Lundi 16 juillet 2012 - Éditorial des bulletins d'entreprise
François Hollande,
relayé par son ministre de l’Économie et des Finances, a déclaré que le
plan social de la direction de PSA était inacceptable « en l’état »
et qu’il faudrait le renégocier. Sauf que ce plan n’a jamais été
négocié. Sauf aussi que le gouvernement annonce d’emblée, sans oser le
dire ouvertement, qu’il acceptera ce plan moyennant une réduction – mais
de combien ? – du nombre d’emplois supprimés.
Il considère donc acceptable d’entrer dans le jeu de dupes que PSA
propose en ces termes : « Dans un premier temps, je supprime 8 000
emplois – sans compter les milliers d’emplois induits – puis je consens à
réduire ce chiffre ». Ainsi ces messieurs du gouvernement, les
économistes et, peut-être, certains dirigeants syndicalistes se
montreront satisfaits et crieront « victoire », se félicitant d’avoir
ainsi « évité le pire ». C’est un tour de passe-passe classique.
Mais le pire, comme ils disent, il est bien là pour les travailleurs.
Tout d’abord pour ceux qui, dans ce marchandage, resteront sur le
carreau, sans espoir de retrouver un travail et un salaire comparable
dans un avenir raisonnable. Il est là pour ceux qui conserveront leur
emploi – pendant combien de temps ? – car PSA en profitera pour
augmenter sa pression, imposer des conditions de travail encore plus
dures, pour que ses profits ne diminuent pas et même pour les accroître.

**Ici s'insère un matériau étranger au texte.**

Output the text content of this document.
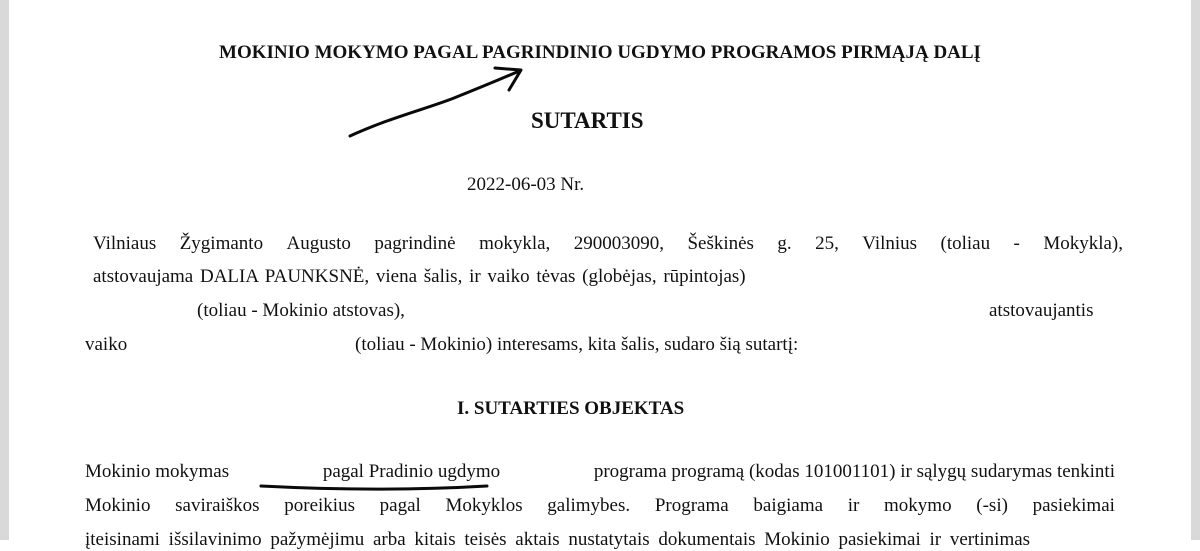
MOKINIO MOKYMO PAGAL PAGRINDINIO UGDYMO PROGRAMOS PIRMĄJĄ DALĮ
SUTARTIS
2022-06-03 Nr.
Vilniaus Žygimanto Augusto pagrindinė mokykla, 290003090, Šeškinės g. 25, Vilnius (toliau - Mokykla),
atstovaujama DALIA PAUNKSNĖ, viena šalis, ir vaiko tėvas (globėjas, rūpintojas)
(toliau - Mokinio atstovas),	atstovaujantis
vaiko	(toliau - Mokinio) interesams, kita šalis, sudaro šią sutartį:
I. SUTARTIES OBJEKTAS
Mokinio mokymas	pagal Pradinio ugdymo	programa programą (kodas 101001101) ir sąlygų sudarymas tenkinti
Mokinio saviraiškos poreikius pagal Mokyklos galimybes. Programa baigiama ir mokymo (-si) pasiekimai
įteisinami išsilavinimo pažymėjimu arba kitais teisės aktais nustatytais dokumentais Mokinio pasiekimai ir vertinimas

C’est en fait un chantage bien connu des travailleurs et qui, de plus,
bénéficiera de la bénédiction gouvernementale.
L’ensemble du monde du travail est concerné. Et directement. Tout
d’abord parce que, dans des entreprises comme Air-France, le volailler
Doux, le grand laboratoire pharmaceutique Sanofi, les suppressions
d’emplois ont déjà été annoncées. Et parce que des dizaines d’autres
entreprises sont prêtes à s’engouffrer dans la brèche ouverte par la
direction de PSA. Soutenir la lutte des travailleurs du trust Peugeot,
ce n’est pas simplement faire un geste de solidarité morale, c’est
aussi, et surtout, assurer la défense de l’emploi de chacun. Défendre
leur emploi, c’est aussi défendre le nôtre.
Hollande et ses ministres ont fait semblant de s’indigner de
l’attitude de PSA, le traitant même, bien tardivement il est vrai, de
menteur. Mais s’il a cru les engagements d’un menteur, c’est donc qu’il
s’est montré naïf. Mieux vaut dire qu’il se montre hypocrite.

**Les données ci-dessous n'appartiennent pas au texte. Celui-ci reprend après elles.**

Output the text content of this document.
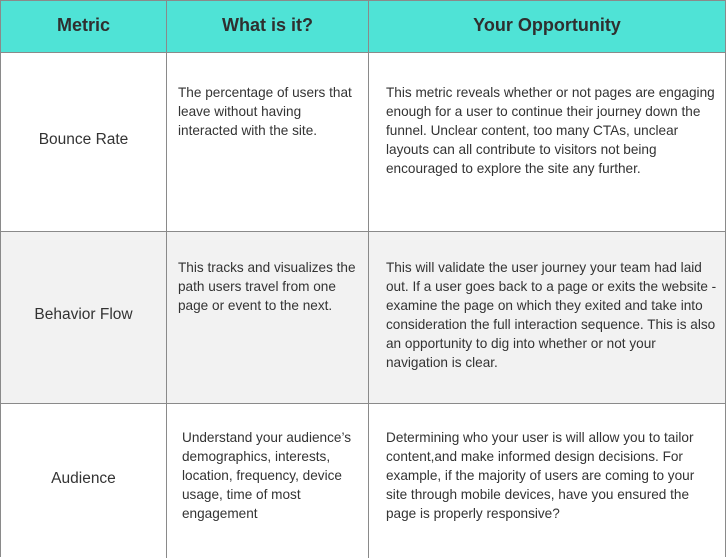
Metric	What is it?	Your Opportunity
Bounce Rate
The percentage of users that leave without having interacted with the site.
This metric reveals whether or not pages are engaging enough for a user to continue their journey down the funnel. Unclear content, too many CTAs, unclear layouts can all contribute to visitors not being encouraged to explore the site any further.
Behavior Flow
This tracks and visualizes the path users travel from one page or event to the next.
This will validate the user journey your team had laid out. If a user goes back to a page or exits the website - examine the page on which they exited and take into consideration the full interaction sequence. This is also an opportunity to dig into whether or not your navigation is clear.
Audience
Understand your audience’s demographics, interests, location, frequency, device usage, time of most engagement
Determining who your user is will allow you to tailor content,and make informed design decisions. For example, if the majority of users are coming to your site through mobile devices, have you ensured the page is properly responsive?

Hypocrite, Hollande l’est tout autant quand il rappelle que PSA,
groupe privé, a reçu quatre milliards d’euros d’argent public. Ces
milliards ont permis à PSA de franchir une passe qu’il prétendait
difficile et de maintenir les revenus de la famille Peugeot. La logique
et la justice imposeraient, ce serait la moindre des choses, que l’État
dont Hollande est le garant demande aux actionnaires, dont le principal
est Peugeot, de prendre en charge la situation sans quémander de
nouveaux subsides à l’État. Les actionnaires de PSA en auraient
largement les moyens en prenant sur les richesses qu’ils ont accumulées
depuis des années.
Le président de la République et ses ministres n’ont pas de mots
assez durs pour dénoncer le comportement de PSA – et du même coup celui
de ses prédécesseurs, Sarkozy en tête, qui ont, c’est évident, leur part
de responsabilité –, mais ils se taisent respectueusement devant ce que
l’on a appelé « le mur de l’argent ». Comme les ministres socialistes
l’ont fait à chaque fois qu’ils ont été aux affaires !

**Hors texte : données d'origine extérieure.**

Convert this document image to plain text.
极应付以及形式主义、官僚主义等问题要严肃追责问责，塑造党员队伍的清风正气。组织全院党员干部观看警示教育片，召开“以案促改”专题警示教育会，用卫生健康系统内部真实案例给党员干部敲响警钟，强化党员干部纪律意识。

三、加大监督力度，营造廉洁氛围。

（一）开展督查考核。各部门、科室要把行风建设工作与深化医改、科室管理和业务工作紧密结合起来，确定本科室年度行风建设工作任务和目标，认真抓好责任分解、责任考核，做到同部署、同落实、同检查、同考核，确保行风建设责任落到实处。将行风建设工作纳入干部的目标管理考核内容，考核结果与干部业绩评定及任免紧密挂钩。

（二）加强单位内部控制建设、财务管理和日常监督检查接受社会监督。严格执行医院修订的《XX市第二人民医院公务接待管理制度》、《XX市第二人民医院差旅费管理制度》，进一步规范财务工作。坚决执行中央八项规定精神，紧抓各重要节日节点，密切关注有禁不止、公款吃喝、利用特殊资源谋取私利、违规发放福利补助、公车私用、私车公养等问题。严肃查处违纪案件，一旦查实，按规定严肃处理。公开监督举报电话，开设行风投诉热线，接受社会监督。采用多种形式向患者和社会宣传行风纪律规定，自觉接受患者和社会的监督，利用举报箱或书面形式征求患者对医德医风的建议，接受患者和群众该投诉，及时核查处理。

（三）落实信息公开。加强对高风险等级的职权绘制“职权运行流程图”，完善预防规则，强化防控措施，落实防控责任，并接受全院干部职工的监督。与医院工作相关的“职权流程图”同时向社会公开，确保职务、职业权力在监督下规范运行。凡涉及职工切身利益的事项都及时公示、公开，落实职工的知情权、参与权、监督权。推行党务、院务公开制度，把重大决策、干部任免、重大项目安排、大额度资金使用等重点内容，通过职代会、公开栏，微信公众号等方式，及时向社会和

Moscovici a même été plus loin, qualifiant Varin, le PDG de PSA, «
d’interlocuteur solide », se réjouissant qu’il y ait dans le capital « un actionnariat qui soit français et familial »,
en la personne de la famille Peugeot, remarque d’autant plus choquante
que la « famille française » Peugeot a pris soin d’abriter sa fortune en
Suisse.
Les travailleurs, ceux de PSA mais aussi tous les autres, sont donc
avertis ; le message du gouvernement, même dans ce langage codé que
pratiquent les socialistes, est clair. Il ne faudra pas compter sur lui
pour affronter les capitalistes.
Mais les travailleurs ont une arme bien plus fiable à leur
disposition : la force collective du monde du travail, qui doit se
préparer, qui doit s’organiser pour imposer à PSA de remiser l’ensemble
de son plan et, du même coup, pour donner un coup d’arrêt à toutes les
attaques patronales qui s’annoncent.